Pros and cons of a ketogenic diet in CKD patients.

Pros Cons
Rapid weight loss:
The diet can induce rapid weight loss, which is particularly useful for the high proportion of overweight and obese CKD patients [5–7]
Metabolic stress on kidneys:
The diet's high protein and fat content could pose additional stress on already compromised kidneys [9]
Improved insulin sensitivity:
The diet improves insulin sensitivity and decreases systemic inflammation ,which is beneficial for metabolic health [8]
Nutritional deficiencies:
The diet restricts the intake of carbohydrates, including fruits and vegetables, potentially leading to nutritional deficiencies [9]
Reduced inflammation:
KMT may help to reduce inflammation [15]
Metabolic acidosis:
Metabolic acidosis, a feature of the ketogenic diet, could lead to bone disease and muscle wasting in CKD patients [12, 13]
Glycaemic control:
KMT improves glycaemic control and may prevent further kidney function loss [15]
Reduced cardiovascular health:
The diet restricts carbohydrate-dense plant foods associated with reduced cardiovascular disease mortality and all-cause mortality [11]
Effective in hypertension:
Ketogenic diets are more effective for reducing hypertension than low-fat diets [15]
Risk of kidney stones:
Concerns exist about the potential risks, such as nutrient deficiencies and increased risk of kidney stones
High adherence rate:
Data show that these diets may warrant a high adherence in the long term [18]
Insufficient long-term data:
There is limited research on the long-term effects of KMT on CKD patients. Clinical trials are needed to test the safety and effectiveness [16, 17]

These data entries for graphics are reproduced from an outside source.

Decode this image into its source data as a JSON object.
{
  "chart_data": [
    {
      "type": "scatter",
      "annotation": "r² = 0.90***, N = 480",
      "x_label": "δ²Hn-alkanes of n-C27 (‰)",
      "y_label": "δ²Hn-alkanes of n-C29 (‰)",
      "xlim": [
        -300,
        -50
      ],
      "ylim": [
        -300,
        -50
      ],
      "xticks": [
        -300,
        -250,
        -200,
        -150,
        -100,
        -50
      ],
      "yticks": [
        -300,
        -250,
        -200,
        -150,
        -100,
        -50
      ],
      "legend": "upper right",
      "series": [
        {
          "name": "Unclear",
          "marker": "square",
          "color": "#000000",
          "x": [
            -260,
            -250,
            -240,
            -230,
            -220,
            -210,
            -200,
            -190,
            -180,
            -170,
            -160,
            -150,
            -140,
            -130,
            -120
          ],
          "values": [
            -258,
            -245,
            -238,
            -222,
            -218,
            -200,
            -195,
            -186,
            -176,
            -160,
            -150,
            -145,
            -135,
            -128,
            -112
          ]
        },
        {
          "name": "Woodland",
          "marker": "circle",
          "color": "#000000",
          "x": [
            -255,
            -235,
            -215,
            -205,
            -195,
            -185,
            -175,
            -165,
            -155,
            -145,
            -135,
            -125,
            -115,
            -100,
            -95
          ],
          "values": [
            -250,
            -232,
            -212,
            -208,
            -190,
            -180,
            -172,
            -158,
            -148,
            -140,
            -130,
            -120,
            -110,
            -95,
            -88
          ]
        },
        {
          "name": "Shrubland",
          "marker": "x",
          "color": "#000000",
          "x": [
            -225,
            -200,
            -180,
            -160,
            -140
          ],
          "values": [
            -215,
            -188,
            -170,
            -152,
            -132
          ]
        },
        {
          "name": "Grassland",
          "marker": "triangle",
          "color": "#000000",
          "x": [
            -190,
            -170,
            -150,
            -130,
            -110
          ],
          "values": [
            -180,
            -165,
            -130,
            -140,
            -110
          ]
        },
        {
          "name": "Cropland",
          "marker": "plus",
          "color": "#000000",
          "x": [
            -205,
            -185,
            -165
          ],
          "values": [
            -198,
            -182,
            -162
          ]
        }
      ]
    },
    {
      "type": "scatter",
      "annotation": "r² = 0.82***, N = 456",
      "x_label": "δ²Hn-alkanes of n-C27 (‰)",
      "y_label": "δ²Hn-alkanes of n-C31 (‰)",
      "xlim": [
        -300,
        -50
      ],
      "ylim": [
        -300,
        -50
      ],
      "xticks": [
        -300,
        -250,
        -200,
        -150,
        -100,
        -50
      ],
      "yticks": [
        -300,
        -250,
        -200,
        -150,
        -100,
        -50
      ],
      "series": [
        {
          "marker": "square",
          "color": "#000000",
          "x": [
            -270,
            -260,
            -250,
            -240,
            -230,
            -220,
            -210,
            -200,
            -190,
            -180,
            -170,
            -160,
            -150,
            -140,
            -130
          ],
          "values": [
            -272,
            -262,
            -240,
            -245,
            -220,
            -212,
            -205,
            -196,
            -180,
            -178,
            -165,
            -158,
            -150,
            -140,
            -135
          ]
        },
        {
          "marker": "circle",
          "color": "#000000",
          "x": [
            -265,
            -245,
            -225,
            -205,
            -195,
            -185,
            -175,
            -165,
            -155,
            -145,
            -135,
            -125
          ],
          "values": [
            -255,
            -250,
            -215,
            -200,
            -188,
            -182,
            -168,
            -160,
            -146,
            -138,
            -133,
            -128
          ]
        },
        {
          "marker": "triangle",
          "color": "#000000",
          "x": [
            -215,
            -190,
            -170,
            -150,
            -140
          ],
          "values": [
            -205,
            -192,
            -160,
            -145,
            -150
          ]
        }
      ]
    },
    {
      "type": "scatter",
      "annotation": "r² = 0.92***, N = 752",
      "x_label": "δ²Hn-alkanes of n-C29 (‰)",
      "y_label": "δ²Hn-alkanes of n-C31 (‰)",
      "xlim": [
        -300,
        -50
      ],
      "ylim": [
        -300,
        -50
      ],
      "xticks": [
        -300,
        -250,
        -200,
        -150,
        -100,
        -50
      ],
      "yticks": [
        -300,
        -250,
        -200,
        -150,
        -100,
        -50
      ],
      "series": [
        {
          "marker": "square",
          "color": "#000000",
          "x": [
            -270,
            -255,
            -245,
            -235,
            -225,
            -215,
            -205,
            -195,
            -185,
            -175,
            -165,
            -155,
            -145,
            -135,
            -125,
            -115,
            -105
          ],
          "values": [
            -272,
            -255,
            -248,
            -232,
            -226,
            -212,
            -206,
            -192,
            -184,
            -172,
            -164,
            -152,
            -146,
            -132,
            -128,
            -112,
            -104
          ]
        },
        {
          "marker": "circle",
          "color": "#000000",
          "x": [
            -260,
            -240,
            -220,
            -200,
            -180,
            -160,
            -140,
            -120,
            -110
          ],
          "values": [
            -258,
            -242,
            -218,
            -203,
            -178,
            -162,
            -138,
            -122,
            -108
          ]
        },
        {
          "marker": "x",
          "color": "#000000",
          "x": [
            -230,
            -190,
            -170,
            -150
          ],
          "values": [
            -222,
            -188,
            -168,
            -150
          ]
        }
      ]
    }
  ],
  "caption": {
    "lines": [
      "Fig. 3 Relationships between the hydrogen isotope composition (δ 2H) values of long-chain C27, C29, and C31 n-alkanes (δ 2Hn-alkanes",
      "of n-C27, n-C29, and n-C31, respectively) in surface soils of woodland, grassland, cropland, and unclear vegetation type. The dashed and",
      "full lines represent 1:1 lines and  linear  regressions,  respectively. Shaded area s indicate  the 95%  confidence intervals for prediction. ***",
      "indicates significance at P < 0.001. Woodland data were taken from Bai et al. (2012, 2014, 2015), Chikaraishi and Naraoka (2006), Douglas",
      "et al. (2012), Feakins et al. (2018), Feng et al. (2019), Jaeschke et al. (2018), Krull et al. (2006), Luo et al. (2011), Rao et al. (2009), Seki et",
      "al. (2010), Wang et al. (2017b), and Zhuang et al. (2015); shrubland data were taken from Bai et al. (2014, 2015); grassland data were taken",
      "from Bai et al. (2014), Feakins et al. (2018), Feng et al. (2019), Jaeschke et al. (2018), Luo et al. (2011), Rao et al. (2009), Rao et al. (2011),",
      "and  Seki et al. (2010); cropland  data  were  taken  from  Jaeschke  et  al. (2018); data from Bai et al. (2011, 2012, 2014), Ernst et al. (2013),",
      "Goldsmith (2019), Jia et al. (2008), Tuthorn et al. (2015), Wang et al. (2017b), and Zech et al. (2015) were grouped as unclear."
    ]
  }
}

This moderator remarks that there is still limited information on the long-term effects of KMT on CKD patients. Some highly reputed experts have raised concerns about the potential risks of the diet, such as nutrient deficiencies and an increased risk of kidney stones [10]. Full-fledged, well-powered clinical trials are still needed to thoroughly test the safety and effectiveness of KMT for weight loss in CKD patients. Importantly, these trials should also test the effect of weight loss on long-term kidney function because the early and persistent (up 2 years) increase in the estimated glomerular filtration rate (eGFR) observed in a trial by Israeli investigators [16] may be the result of hyperfiltration secondary to increased protein intake. However, in this trial KMT reduced albuminuria (hyperfiltration should normally increase it), which makes it unlikely that this regimen may damage the kidney.

In brief, for half a century renal nutrition has centred on limiting protein intake as renal function declines in CKD. Current guidelines recommend limiting protein intake to 0.8–1.0 g/day only when the eGFR is <30 ml/min/1.73 m2 [17]. Since obesity is a dominant problem from stage G1 CKD onwards [6, 7] and a risk factor for CKD progression [18], this moderator believes that the time is ripe for experts on renal nutrition to test dietary treatments with low or very low carbohydrate content and high fat and a moderately increased protein content in obese CKD patients. Data gathered so far show that this approach warrants high adherence in the long term [16]. Obesity is probably the most concerning risk factor for human health [6] and an inertial attitude by nephrologists on this problem is unjustified.

CONFLICT OF INTEREST STATEMENT

C.Z. is member of the CKJ editorial board.